Selon des estimations, cette économie souterraine équivaut à près de 40 milliards de francs par an, soit l’équivalent de 10% du PIB.

«Le travail au noir est pernicieux car non seulement il supprime la protection des travailleurs et prive l’Etat de moyens, mais en plus il pénalise les employeurs honnêtes», a affirmé le président de la Confédération Joseph Deiss.

Comme tous les orateurs, le ministre de l’économie a dénoncé la distorsion de concurrence que cette pratique implique.

Sanctions renforcées

Unanime à vouloir légiférer dans ce domaine, la Chambre a été plus divisée sur les sanctions à infliger aux employeurs pris sur le fait.

La droite, comme le gouvernement, ont plaidé pour que les peines ne soient pas disproportionnées.

Si les députés ont admis qu’en cas d’infraction grave une entreprise devait être exclue des marchés publics durant cinq ans au maximum, ils n’ont pas voulu, par 98 voix contre 65, de la possibilité de supprimer des subventions.

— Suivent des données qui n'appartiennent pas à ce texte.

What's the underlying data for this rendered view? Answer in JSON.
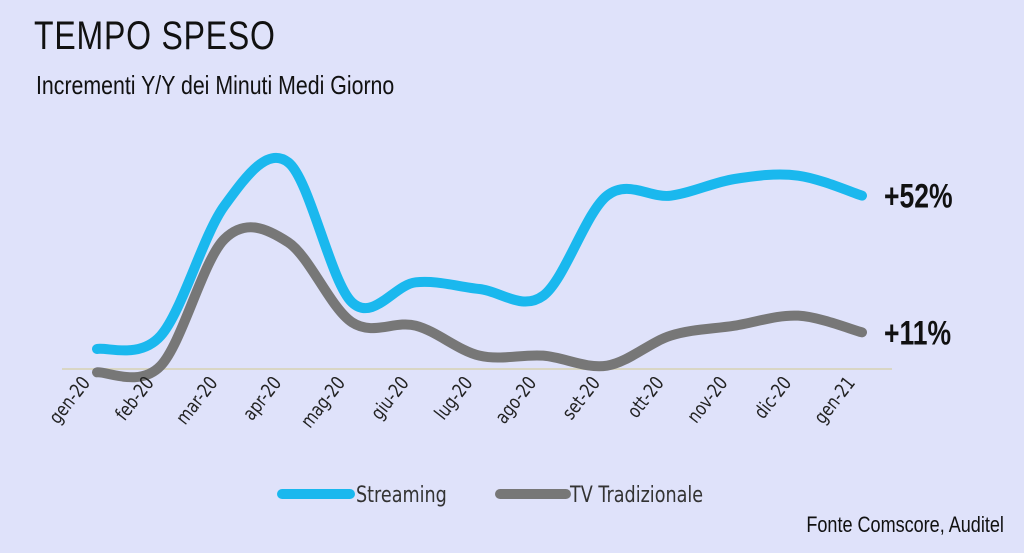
{
  "header": {
    "title": "TEMPO SPESO",
    "subtitle": "Incrementi Y/Y dei Minuti Medi Giorno"
  },
  "source": "Fonte Comscore, Auditel",
  "chart_data": {
    "type": "line",
    "categories": [
      "gen-20",
      "feb-20",
      "mar-20",
      "apr-20",
      "mag-20",
      "giu-20",
      "lug-20",
      "ago-20",
      "set-20",
      "ott-20",
      "nov-20",
      "dic-20",
      "gen-21"
    ],
    "series": [
      {
        "name": "Streaming",
        "color": "#1ab8ee",
        "values": [
          6,
          10,
          49,
          62,
          20,
          26,
          24,
          22,
          52,
          52,
          57,
          58,
          52
        ],
        "end_label": "+52%"
      },
      {
        "name": "TV Tradizionale",
        "color": "#777777",
        "values": [
          -1,
          1,
          39,
          38,
          14,
          13,
          4,
          4,
          1,
          10,
          13,
          16,
          11
        ],
        "end_label": "+11%"
      }
    ],
    "legend_position": "bottom",
    "grid": false
  }
}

«Une exploitation agricole qui contrevient à la loi et se voit retirer ses aides étatiques risque tout simplement la faillite. Le principe de proportionnalité n’est plus appliqué», a noté le radical (droite) Gerold Bührer.

Le volet incitatif de la loi a lui passé la rampe sans problème. Personne n’a contesté qu’il fallait alléger le travail administratif des petites entreprises (dont l’effectif ne dépasse pas cinq personnes).

Pour elles, la déclaration des employés et des salaires doit être simplifiée et ne passer que par un guichet: la caisse de compensation AVS du canton.

Gauche pas suivie



Concernant la protection des travailleurs au noir, la Chambre basse n’a pas suivi la gauche et le gouvernement.

Par 89 voix contre 76, les députés ont refusé d’octroyer aux syndicats un droit d’action pour constater d’éventuelles prétentions (comme des arriérés de salaire) que des employés pourraient faire valoir à l’encontre de leurs employeurs.

Le Conseil a aussi refusé, par 100 voix contre 55, une proposition du socialiste Jean-Claude Rennwald visant à donner une autorisation de séjour aux étrangers ayant travaillé au noir durant au moins une année.

«Une telle disposition ne ferait qu’attirer des clandestins en Suisse», a souligné Joseph Deiss.

Echange de données limité

Enfin, des conditions ont été posées pour autoriser l’échange des informations recueillies lors de contrôle.

Le démocrate du centre (UDC – droite dure) Caspar Baader voulait obliger les organes de contrôle de communiquer dans tous les cas leurs résultats aux autorités compétentes, notamment en matière d’asile. Sa proposition a été rejetée par 112 voix contre 54.

«Les services de contrôle cantonaux n’ont pas à se substituer à la police», a dit Joseph Deiss. Il est exclu de transformer cette loi en une «loi de délation», a renchéri le député écologiste Daniel Vischer.

Le dossier passe maintenant à la Chambre haute.

swissinfo et les agences

On estime que le travail au noir représente un volume d’environ 40 milliards de francs par an en Suisse.
Cela équivaut à 10% du produit intérieur brut (PIB).